The man developed an immunocompromised condition during this time.
He remembers having a severe reaction "where my entire face when beetroot red and I had to go to A&E".
"The doctor agreed that it may have been a result of an immune system reaction to the mould but that this was difficult to prove either way."
One of those buckets is still here today, sitting in a room where paint has peeled from the wall and venetian blinds hang askew.
But things are changing.
The council's remaining Willow St-based staff are moving to a satellite office space on Cameron Rd, and the council's customer service centre and the library are relocating to He Puna Manawa (formerly Goddards Shopping Centre) before the tired and beleaguered administration building is demolished in April.
Initial plans for civic redevelopment that would see a civic whare, museum, hotel, conference centre and library established in the Willow St to Durham St location were adopted earlier this month. A detailed financial plan with further design details is expected to be considered by the city commission early next year.
A final decision on the project's delivery is expected to be made by June 30. It is possible the entire project could be completed within 10 years.

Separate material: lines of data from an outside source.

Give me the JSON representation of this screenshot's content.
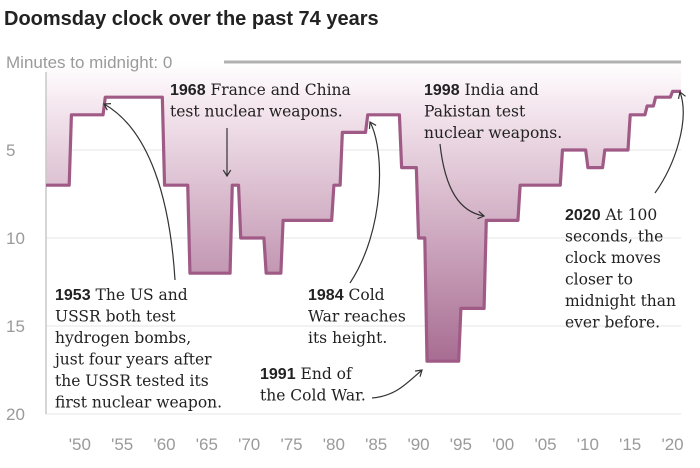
{
  "title": "Doomsday clock over the past 74 years",
  "chart_data": {
    "type": "area",
    "title": "Doomsday clock over the past 74 years",
    "ylabel": "Minutes to midnight: 0",
    "ylim": [
      0,
      20
    ],
    "y_inverted": true,
    "xlim": [
      1946,
      2021
    ],
    "yticks": [
      0,
      5,
      10,
      15,
      20
    ],
    "xticks": [
      1950,
      1955,
      1960,
      1965,
      1970,
      1975,
      1980,
      1985,
      1990,
      1995,
      2000,
      2005,
      2010,
      2015,
      2020
    ],
    "xtick_labels": [
      "'50",
      "'55",
      "'60",
      "'65",
      "'70",
      "'75",
      "'80",
      "'85",
      "'90",
      "'95",
      "'00",
      "'05",
      "'10",
      "'15",
      "'20"
    ],
    "ytick_labels": [
      "5",
      "10",
      "15",
      "20"
    ],
    "colors": {
      "line": "#a05a86",
      "fill_top": "#ffffff",
      "fill_bottom": "#a86d92",
      "axis": "#c8c8c8"
    },
    "points": [
      {
        "x": 1947,
        "y": 7
      },
      {
        "x": 1949,
        "y": 3
      },
      {
        "x": 1953,
        "y": 2
      },
      {
        "x": 1960,
        "y": 7
      },
      {
        "x": 1963,
        "y": 12
      },
      {
        "x": 1968,
        "y": 7
      },
      {
        "x": 1969,
        "y": 10
      },
      {
        "x": 1972,
        "y": 12
      },
      {
        "x": 1974,
        "y": 9
      },
      {
        "x": 1980,
        "y": 7
      },
      {
        "x": 1981,
        "y": 4
      },
      {
        "x": 1984,
        "y": 3
      },
      {
        "x": 1988,
        "y": 6
      },
      {
        "x": 1990,
        "y": 10
      },
      {
        "x": 1991,
        "y": 17
      },
      {
        "x": 1995,
        "y": 14
      },
      {
        "x": 1998,
        "y": 9
      },
      {
        "x": 2002,
        "y": 7
      },
      {
        "x": 2007,
        "y": 5
      },
      {
        "x": 2010,
        "y": 6
      },
      {
        "x": 2012,
        "y": 5
      },
      {
        "x": 2015,
        "y": 3
      },
      {
        "x": 2017,
        "y": 2.5
      },
      {
        "x": 2018,
        "y": 2
      },
      {
        "x": 2020,
        "y": 1.67
      },
      {
        "x": 2021,
        "y": 1.67
      }
    ],
    "annotations": [
      {
        "id": "a1968",
        "year": "1968",
        "lines": [
          "France and China",
          "test nuclear weapons."
        ]
      },
      {
        "id": "a1998",
        "year": "1998",
        "lines": [
          "India and",
          "Pakistan test",
          "nuclear weapons."
        ]
      },
      {
        "id": "a1953",
        "year": "1953",
        "lines": [
          "The US and",
          "USSR both test",
          "hydrogen bombs,",
          "just four years after",
          "the USSR tested its",
          "first nuclear weapon."
        ]
      },
      {
        "id": "a1984",
        "year": "1984",
        "lines": [
          "Cold",
          "War reaches",
          "its height."
        ]
      },
      {
        "id": "a1991",
        "year": "1991",
        "lines": [
          "End of",
          "the Cold War."
        ]
      },
      {
        "id": "a2020",
        "year": "2020",
        "lines": [
          "At 100",
          "seconds, the",
          "clock moves",
          "closer to",
          "midnight than",
          "ever before."
        ]
      }
    ]
  }
}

Chief executive Marty Grenfell says, "I just feel this is a real opportunity, a point in time, for this city and organisation that we have the opportunity over the next five to six years to be part of something special and to put in place the foundation blocks for this city that will last decades, for generations in fact."
"And everyone that's part of that, in my view, will be able to look back ... and say 'yes, that's the tipping point for the city'."
Grenfell says rather than feeling excited about the future of the city's civic space, he and everyone involved in the process has a "responsibility to get this right".
One of the first steps in this journey was saying goodbye to that dilapidated first floor of the council's administration building - one Christmas decoration at a time.